Die Heisenbergsche Unschärferelation besagt, daß der Akt des Messens oder Beobachtens eines Systems in gewisser Hinsicht das System selbst verändert. Je näher die Anschauung, desto ungenauer werden das System und schließlich die Ergebnisse. Die Schiefertafel, auf der die Forschung beginnt, ist nicht unbeschrieben. Sie weist Spuren auf, ein Erinnerungsmuster, dessen Funktion das Verschleiern von Erfahrung ist. Die folgende Geschichte, die noch nicht zu Ende ist, beginnt mit einem Menschenraub.

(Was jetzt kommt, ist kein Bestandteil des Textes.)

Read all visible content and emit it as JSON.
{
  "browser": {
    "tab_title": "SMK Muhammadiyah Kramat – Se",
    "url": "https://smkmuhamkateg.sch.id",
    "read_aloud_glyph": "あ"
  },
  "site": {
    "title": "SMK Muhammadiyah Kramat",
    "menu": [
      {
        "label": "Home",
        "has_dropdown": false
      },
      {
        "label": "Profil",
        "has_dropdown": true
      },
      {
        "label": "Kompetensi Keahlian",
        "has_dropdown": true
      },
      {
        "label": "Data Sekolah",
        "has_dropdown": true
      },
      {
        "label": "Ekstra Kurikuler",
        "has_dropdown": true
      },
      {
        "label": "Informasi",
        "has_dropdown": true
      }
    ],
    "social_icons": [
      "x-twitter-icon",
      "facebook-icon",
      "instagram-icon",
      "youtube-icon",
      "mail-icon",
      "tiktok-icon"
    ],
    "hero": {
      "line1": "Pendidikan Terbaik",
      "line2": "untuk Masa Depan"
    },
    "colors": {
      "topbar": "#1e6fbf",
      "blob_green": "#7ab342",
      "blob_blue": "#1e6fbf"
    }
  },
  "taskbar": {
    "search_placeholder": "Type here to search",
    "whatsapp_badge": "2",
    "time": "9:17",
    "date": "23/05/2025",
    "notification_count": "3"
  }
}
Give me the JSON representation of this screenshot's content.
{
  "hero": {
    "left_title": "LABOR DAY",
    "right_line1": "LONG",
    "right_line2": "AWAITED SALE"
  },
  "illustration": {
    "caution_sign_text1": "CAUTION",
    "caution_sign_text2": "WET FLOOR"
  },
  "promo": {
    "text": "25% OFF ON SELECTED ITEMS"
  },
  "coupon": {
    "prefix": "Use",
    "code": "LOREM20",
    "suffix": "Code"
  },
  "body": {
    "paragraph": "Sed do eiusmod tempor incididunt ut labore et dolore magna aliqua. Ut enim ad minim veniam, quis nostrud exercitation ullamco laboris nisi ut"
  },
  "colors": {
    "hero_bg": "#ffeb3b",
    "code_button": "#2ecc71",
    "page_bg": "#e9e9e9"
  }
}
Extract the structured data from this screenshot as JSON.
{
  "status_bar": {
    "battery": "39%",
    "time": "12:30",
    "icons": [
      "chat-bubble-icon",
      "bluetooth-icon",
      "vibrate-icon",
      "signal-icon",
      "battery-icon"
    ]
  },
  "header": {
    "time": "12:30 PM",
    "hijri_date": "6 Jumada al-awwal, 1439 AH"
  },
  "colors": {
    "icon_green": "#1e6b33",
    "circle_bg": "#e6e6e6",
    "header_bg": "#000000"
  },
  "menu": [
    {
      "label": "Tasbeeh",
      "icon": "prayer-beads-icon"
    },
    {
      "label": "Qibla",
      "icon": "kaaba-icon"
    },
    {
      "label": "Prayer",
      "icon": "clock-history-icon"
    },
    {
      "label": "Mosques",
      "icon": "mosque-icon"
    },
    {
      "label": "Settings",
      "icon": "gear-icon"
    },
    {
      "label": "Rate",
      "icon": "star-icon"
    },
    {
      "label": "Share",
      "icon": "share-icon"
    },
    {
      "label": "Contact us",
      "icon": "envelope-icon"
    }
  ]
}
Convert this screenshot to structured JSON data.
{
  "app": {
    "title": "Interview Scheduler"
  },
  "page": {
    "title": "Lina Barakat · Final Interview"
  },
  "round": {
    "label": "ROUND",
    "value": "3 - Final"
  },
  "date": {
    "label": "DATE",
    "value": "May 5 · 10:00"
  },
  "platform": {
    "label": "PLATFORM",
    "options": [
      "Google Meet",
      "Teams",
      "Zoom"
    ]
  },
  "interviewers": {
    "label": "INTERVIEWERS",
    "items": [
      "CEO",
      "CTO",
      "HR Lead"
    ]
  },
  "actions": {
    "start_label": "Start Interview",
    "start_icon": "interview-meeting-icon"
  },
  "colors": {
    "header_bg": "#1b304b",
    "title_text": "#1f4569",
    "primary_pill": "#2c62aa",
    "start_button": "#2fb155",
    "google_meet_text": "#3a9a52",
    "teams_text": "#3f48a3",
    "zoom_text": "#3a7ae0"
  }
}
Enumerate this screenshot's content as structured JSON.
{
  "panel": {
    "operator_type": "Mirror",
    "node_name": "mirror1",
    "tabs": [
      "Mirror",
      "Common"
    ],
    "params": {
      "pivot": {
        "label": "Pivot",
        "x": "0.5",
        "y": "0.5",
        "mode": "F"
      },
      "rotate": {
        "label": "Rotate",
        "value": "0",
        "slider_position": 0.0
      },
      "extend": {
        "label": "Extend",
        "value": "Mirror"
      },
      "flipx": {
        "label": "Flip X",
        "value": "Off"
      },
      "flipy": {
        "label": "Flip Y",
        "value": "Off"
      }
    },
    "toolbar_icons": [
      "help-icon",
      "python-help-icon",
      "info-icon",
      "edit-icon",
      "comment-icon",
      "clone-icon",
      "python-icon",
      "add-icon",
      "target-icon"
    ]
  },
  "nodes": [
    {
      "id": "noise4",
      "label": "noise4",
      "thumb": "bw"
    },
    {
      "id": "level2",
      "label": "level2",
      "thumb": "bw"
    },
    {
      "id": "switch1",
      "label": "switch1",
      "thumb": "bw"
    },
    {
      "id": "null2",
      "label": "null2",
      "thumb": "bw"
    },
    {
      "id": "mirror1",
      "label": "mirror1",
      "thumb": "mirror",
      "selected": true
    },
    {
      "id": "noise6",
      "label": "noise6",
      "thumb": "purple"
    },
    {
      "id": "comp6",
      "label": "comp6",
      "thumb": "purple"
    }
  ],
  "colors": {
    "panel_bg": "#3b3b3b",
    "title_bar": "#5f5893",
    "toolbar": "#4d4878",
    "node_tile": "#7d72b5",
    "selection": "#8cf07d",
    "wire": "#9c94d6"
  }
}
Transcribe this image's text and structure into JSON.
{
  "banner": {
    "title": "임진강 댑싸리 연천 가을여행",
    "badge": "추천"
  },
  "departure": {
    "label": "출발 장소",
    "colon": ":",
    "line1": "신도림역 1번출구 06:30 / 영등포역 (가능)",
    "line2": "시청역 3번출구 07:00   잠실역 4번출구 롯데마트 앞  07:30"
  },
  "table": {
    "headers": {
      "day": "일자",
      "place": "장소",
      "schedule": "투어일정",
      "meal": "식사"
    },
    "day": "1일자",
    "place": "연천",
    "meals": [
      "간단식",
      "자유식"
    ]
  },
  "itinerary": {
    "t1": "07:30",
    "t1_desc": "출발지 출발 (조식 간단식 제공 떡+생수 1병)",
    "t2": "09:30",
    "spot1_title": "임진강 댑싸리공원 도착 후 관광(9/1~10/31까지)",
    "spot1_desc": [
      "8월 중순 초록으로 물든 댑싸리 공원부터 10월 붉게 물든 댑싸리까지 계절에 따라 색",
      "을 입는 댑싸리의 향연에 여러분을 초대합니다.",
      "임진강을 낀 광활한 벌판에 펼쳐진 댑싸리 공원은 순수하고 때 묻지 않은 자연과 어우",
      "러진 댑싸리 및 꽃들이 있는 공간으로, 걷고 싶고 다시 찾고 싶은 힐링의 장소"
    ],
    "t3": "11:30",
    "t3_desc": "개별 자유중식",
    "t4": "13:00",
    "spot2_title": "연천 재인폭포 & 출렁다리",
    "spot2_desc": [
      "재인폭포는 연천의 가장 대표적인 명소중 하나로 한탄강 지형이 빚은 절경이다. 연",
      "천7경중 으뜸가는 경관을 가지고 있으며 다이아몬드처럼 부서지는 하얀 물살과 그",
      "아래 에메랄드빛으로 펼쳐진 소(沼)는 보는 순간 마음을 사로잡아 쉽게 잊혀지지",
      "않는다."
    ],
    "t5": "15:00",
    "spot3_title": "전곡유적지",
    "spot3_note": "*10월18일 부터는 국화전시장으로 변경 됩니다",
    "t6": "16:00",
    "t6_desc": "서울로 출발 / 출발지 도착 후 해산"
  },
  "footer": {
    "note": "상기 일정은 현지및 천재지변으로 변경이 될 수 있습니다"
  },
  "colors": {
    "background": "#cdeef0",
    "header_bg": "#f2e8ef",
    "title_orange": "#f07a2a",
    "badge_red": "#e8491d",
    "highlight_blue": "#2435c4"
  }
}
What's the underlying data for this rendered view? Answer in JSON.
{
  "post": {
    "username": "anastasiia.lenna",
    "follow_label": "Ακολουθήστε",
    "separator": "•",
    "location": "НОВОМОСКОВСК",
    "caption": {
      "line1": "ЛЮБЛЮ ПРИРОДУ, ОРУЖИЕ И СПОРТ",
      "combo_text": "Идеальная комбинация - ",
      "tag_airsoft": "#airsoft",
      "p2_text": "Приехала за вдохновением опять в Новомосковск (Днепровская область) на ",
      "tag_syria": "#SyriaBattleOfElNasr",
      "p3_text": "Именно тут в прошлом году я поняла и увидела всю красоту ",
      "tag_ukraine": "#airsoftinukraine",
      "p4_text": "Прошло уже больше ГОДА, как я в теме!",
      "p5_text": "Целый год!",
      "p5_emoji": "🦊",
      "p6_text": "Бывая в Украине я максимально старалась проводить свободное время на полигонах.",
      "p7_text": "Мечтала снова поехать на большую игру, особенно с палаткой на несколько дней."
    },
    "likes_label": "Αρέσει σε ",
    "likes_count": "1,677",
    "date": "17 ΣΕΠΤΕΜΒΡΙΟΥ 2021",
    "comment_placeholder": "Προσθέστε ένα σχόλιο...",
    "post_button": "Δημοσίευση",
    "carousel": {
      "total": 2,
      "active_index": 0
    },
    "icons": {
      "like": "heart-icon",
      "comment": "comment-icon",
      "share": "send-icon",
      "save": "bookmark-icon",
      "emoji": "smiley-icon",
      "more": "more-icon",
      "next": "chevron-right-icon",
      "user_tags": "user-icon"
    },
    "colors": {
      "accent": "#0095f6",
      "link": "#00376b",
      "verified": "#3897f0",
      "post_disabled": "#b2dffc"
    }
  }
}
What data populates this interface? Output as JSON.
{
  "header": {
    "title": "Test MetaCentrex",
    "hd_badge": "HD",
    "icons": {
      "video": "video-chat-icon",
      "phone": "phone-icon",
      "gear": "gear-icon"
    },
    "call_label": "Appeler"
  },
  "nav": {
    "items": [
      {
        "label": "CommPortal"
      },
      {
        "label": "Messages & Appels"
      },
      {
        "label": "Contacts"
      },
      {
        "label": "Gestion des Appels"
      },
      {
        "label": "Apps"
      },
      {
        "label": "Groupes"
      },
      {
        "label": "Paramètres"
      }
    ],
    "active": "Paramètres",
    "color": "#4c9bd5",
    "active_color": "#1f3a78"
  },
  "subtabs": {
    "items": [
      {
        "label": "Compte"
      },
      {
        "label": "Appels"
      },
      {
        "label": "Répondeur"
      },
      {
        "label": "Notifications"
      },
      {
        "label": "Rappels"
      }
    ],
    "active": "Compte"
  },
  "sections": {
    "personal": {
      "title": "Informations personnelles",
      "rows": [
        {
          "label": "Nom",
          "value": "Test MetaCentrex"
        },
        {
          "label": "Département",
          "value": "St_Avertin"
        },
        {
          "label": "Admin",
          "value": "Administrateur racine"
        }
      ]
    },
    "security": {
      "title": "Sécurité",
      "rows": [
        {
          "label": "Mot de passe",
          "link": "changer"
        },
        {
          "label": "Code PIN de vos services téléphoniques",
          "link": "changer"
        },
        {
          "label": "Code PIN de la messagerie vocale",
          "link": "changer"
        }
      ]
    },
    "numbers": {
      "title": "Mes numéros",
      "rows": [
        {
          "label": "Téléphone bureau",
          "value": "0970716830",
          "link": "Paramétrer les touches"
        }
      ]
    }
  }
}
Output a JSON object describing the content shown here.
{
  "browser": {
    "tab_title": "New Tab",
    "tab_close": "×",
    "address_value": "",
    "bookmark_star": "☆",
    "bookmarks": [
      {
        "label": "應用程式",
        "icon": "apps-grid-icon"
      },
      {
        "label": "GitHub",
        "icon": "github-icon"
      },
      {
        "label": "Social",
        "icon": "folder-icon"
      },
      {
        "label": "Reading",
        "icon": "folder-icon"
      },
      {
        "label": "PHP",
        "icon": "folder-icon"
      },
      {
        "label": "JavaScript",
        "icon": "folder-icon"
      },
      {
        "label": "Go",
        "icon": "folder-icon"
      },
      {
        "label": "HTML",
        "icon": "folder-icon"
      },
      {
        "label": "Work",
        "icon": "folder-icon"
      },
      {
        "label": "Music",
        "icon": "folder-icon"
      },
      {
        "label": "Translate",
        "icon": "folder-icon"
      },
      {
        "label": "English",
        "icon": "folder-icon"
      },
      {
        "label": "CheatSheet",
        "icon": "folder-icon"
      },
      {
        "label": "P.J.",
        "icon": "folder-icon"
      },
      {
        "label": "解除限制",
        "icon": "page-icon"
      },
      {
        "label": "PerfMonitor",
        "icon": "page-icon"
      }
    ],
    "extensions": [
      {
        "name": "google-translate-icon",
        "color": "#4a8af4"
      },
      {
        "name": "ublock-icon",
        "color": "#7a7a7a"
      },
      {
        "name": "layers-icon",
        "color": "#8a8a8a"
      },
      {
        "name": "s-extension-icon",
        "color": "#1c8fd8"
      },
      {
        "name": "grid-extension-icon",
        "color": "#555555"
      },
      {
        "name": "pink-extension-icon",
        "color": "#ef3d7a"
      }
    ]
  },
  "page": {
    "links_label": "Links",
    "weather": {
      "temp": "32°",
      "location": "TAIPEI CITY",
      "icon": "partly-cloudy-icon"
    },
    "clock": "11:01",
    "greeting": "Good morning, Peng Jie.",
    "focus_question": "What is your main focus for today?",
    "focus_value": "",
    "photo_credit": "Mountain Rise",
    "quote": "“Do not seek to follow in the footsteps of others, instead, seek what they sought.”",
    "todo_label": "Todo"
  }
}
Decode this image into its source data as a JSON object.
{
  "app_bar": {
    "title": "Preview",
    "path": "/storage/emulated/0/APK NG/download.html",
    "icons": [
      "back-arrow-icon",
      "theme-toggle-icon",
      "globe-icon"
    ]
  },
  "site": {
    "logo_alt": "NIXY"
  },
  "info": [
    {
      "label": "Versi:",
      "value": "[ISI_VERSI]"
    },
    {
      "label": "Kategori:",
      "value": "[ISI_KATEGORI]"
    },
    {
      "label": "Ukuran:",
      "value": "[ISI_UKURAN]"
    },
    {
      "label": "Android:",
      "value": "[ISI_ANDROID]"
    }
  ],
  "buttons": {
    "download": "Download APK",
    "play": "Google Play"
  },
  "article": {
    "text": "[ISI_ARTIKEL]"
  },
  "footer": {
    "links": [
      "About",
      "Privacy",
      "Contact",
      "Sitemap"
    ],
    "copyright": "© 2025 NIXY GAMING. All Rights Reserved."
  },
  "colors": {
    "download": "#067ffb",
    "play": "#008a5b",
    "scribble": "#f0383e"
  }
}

Als ich zuletzt die 1466 East 54th Street in Watts aufsuchte, war ein leeres Stück Land, ein mit Gras bewachsenes Feld umgeben von Arbeiterhäusern der einzig sichtbare Ort der Erinnerung an die traumatischen Ereignisse des 17. Mai 1974. Ich suchte in Ecken, unter Steinen, Büschen und Trümmern, aber was konnte meine Ausgrabung enthüllen? Ich forschte auf dem Boden nach Überbleibseln oder Spuren und fand nichts. An jenem Abend des 17. Mai lieferten sich die Symbionese Liberation Army (SLA) und das Los Angeles Police Department (LAPD) eine der größten und legendärsten Schießereien in der Geschichte Amerikas. Die physischen Spuren wurden vom Ort des Geschehens beseitigt, aber die Ereignisse leben bis heute fort. Diese Geschichte, die Patty-Hearst-Story, ist eine reflexive Reise in die Unwägbarkeiten historischer Dokumente, persönlicher und kollektiver Erinnerung, von Aufzeichnungen und empirischen Beweisen. Wie kann man etwas betrachten, das die Wahrnehmung selbst in Frage zu stellen scheint? Es gibt keine endgültige Version dieser Geschichte. Bis heute ist dies eine der Variationen, die überlebt hat.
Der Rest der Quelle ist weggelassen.